Willis Towers Watson seeds UK forestry fund with £30m

Senior investment consultant Douglas Crawshaw says the Forestry Carbon Sequestration Fund managed by True North could open to other investors or accept additional client capital as necessary.

London-headquartered advisory Willis Towers Watson has committed £30 million ($37.7 million; €33.5 million) of client capital to launch a fund focused on converting UK pastureland into timber plantations

Senior investment consultant Douglas Crawshaw told Agri Investor Willis Towers Watson worked directly with True North European Real Estate Partners, which will manage the vehicle, to establish the Forestry Carbon Sequestration Fund, in order to meet growing client demand for environmental, social and governance-focused investments.

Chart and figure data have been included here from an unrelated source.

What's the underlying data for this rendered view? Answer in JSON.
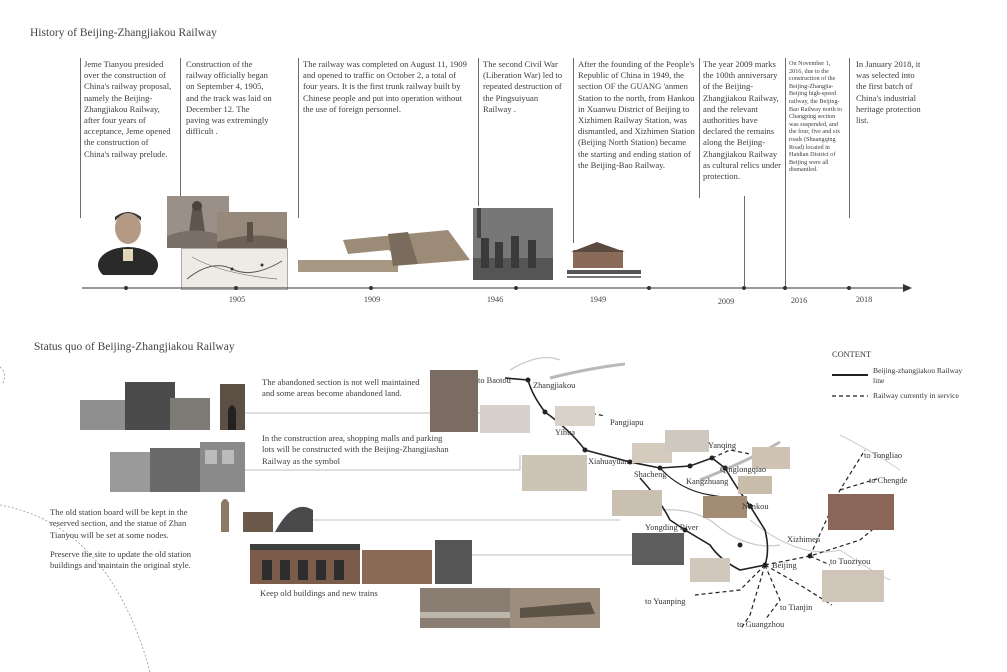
{
  "timeline": {
    "title": "History of Beijing-Zhangjiakou Railway",
    "events": [
      {
        "text": "Jeme Tianyou presided over the construction of China's railway proposal, namely the Beijing-Zhangjiakou Railway, after four years of acceptance, Jeme opened the construction of China's railway prelude."
      },
      {
        "text": "Construction of the railway officially began on September 4, 1905, and the track was laid on December 12.  The paving was extremingly difficult ."
      },
      {
        "text": "The railway was completed on August 11, 1909 and opened to traffic on October 2, a total of four years.  It is the first trunk railway built by Chinese people and put into operation without the use of foreign personnel."
      },
      {
        "text": "The second Civil War (Liberation War) led to repeated destruction of the Pingsuiyuan Railway ."
      },
      {
        "text": "After the founding of the People's Republic of China in 1949, the section OF the GUANG 'anmen Station to the north, from Hankou in Xuanwu District of Beijing to Xizhimen Railway Station, was dismantled, and Xizhimen Station (Beijing North Station) became the starting and ending station of the Beijing-Bao Railway."
      },
      {
        "text": "The year 2009 marks the 100th anniversary of the Beijing-Zhangjiakou Railway, and the relevant authorities have declared the remains along the Beijing-Zhangjiakou Railway as cultural relics under protection."
      },
      {
        "text": "On November 1, 2016, due to the construction of the Beijing-Zhangjia-Beijing high-speed railway, the Beijing-Bao Railway north to Changping section was suspended, and the four, five and six roads (Shuangqing Road) located in Haidian District of Beijing were all dismantled."
      },
      {
        "text": "In January 2018, it was selected into the first batch of China's industrial heritage protection list."
      }
    ],
    "years": [
      "1905",
      "1909",
      "1946",
      "1949",
      "2009",
      "2016",
      "2018"
    ]
  },
  "status": {
    "title": "Status quo of Beijing-Zhangjiakou Railway",
    "notes": [
      "The abandoned section is not well maintained and some areas become abandoned land.",
      "In the construction area, shopping malls and parking lots will be constructed with the Beijing-Zhangjiashan Railway as the symbol",
      "The old station board will be kept in the reserved section, and the statue of Zhan Tianyou will be set at some nodes.",
      "Preserve the site to update the old station buildings and maintain the original style.",
      "Keep old buildings and new trains"
    ]
  },
  "map": {
    "stations": [
      "to Baotou",
      "Zhangjiakou",
      "Pangjiapu",
      "Yihua",
      "Xiahuayuan",
      "Shacheng",
      "Yanqing",
      "Kangzhuang",
      "Qinglongqiao",
      "Nankou",
      "Yongding River",
      "Xizhimen",
      "Beijing",
      "to Tongliao",
      "to Chengde",
      "to Tuoziyou",
      "to Yuanping",
      "to Tianjin",
      "to Guangzhou"
    ]
  },
  "legend": {
    "title": "CONTENT",
    "items": [
      {
        "label": "Beijing-zhangjiakou Railway line",
        "style": "solid"
      },
      {
        "label": "Railway currently in service",
        "style": "dashed"
      }
    ]
  },
  "colors": {
    "line": "#222222",
    "text": "#3d3d3d",
    "river": "#b9b9b9"
  }
}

True North is a London-headquartered real assets manager owned by its management that was established last year to focus on specialist strategies.

“For me to go into a one-to-one deal with Blackstone would be a lot harder, because they have things set up and quite rigid. Whereas here, True North are being a lot more flexible to work with us in terms of our beliefs, and of course they share those beliefs, or we would not have progressed anyway,” Crawshaw explained.

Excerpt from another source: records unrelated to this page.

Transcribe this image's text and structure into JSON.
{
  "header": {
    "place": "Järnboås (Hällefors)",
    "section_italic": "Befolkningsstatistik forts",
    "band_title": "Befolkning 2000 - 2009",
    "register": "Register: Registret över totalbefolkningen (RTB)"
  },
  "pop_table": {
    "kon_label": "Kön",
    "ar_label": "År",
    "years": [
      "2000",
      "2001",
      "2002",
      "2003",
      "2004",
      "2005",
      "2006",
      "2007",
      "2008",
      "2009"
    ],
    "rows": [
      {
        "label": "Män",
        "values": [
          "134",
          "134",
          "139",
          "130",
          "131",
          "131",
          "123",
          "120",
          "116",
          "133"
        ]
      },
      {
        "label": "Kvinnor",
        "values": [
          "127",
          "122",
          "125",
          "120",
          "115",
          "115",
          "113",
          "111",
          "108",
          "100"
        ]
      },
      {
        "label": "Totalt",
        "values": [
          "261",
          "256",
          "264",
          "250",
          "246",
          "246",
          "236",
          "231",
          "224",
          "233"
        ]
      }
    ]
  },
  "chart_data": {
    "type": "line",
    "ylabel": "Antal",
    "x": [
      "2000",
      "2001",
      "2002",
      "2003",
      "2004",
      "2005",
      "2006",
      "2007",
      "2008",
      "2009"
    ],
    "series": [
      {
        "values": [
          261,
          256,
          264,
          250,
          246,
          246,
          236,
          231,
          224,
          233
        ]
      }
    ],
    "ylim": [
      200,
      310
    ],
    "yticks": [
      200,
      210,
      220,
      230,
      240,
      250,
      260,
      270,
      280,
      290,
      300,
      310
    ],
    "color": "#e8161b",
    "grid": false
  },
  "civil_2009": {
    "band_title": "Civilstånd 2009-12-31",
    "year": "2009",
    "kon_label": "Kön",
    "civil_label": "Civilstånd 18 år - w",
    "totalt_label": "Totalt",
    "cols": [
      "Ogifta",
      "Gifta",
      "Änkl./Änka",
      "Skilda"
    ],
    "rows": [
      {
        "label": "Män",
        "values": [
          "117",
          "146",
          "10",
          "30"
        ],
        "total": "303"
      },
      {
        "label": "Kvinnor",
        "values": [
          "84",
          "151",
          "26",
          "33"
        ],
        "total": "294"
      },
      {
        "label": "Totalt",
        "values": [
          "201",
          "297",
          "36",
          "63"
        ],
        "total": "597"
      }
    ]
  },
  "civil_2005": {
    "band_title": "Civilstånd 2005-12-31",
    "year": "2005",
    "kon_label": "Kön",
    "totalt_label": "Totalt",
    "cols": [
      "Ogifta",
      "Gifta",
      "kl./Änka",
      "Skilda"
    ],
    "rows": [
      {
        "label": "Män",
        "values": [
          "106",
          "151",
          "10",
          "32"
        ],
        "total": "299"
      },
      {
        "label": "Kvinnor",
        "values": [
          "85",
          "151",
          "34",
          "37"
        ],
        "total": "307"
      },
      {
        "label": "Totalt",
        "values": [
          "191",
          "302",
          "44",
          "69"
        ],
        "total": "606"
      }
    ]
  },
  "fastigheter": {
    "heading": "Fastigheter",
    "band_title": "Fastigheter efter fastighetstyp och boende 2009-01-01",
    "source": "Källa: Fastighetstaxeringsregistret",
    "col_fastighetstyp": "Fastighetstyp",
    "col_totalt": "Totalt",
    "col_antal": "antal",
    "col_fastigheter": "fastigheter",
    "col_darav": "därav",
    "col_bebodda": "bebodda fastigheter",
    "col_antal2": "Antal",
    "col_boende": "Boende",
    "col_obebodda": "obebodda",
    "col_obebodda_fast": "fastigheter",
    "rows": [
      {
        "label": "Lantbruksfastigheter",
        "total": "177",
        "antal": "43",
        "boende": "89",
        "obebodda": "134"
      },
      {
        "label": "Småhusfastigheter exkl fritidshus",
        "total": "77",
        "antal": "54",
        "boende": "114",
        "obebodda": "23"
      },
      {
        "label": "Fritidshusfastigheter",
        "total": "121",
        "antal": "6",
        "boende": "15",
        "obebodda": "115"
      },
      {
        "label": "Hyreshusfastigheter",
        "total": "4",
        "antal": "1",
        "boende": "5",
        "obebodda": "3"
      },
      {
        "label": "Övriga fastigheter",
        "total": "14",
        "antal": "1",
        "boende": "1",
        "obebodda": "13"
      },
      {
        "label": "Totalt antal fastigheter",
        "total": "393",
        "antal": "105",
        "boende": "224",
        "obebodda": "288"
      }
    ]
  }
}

Plans call for capital from the Forestry Carbon Sequestration Fund to be used to acquire pastureland properties suitable for tree planting of 200 acres or more anywhere within the UK. Crawshaw said transactions will likely focus on the northern regions of the UK, where declining beef production has weighed on prices for farmland well-suited for conversion.

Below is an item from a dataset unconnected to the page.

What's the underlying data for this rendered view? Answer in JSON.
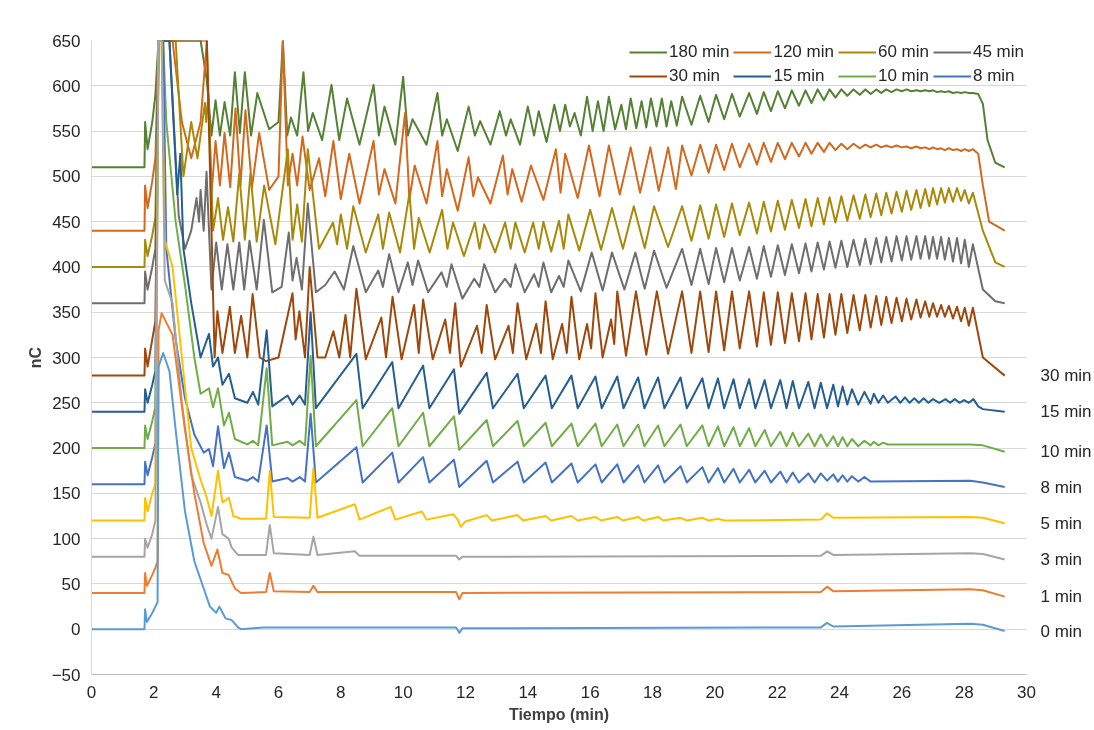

Willis Towers Watson’s commitment to True North’s fund drew from an unnamed co-mingled vehicle. Crawshaw declined to identify it beyond saying it is predominately backed by pension funds and endowments from the EU and the UK.

Crawshaw declined to disclose a return target for the fund, which is designed to exist for up to seven years with the potential for extensions. Returns are to be derived, he said, from increases to the value of the land and sale of resulting timber for construction and furniture production.

He added that although the opportunity to invest in the Forestry Carbon Sequestration Fund was offered across Willis Towers Watson’s entire client base of corporate pension schemes, endowments, insurance companies and family offices, most found the fund’s size to be too small.

“We’ve set up a fund that is manageable in terms of scale, so that we can actually go out and find land in the right locations,” he said, adding the fund could be opened to other investors or accept more Willis Towers Watson client capital as necessary. “We can choose those land areas rather than be a price taker, which we would be if we were huge.”

Crawshaw said the UK’s drive to reach net zero carbon emissions by 2050 is one of several key policy developments that have helped bring increased investor attention towards timber.

An April report from London-headquartered real estate services provider Savills highlighted the UK’s introduction of a Woodland Carbon Guarantee aiming to create a timberland-focused carbon offset marketplace as one of several factors enticing new investors into the local forestry market.

“While we expect private markets to leverage from this, much work is still required at the policy level to fix the operation of carbon credits, preferably to a global standard,” wrote Savills analysts.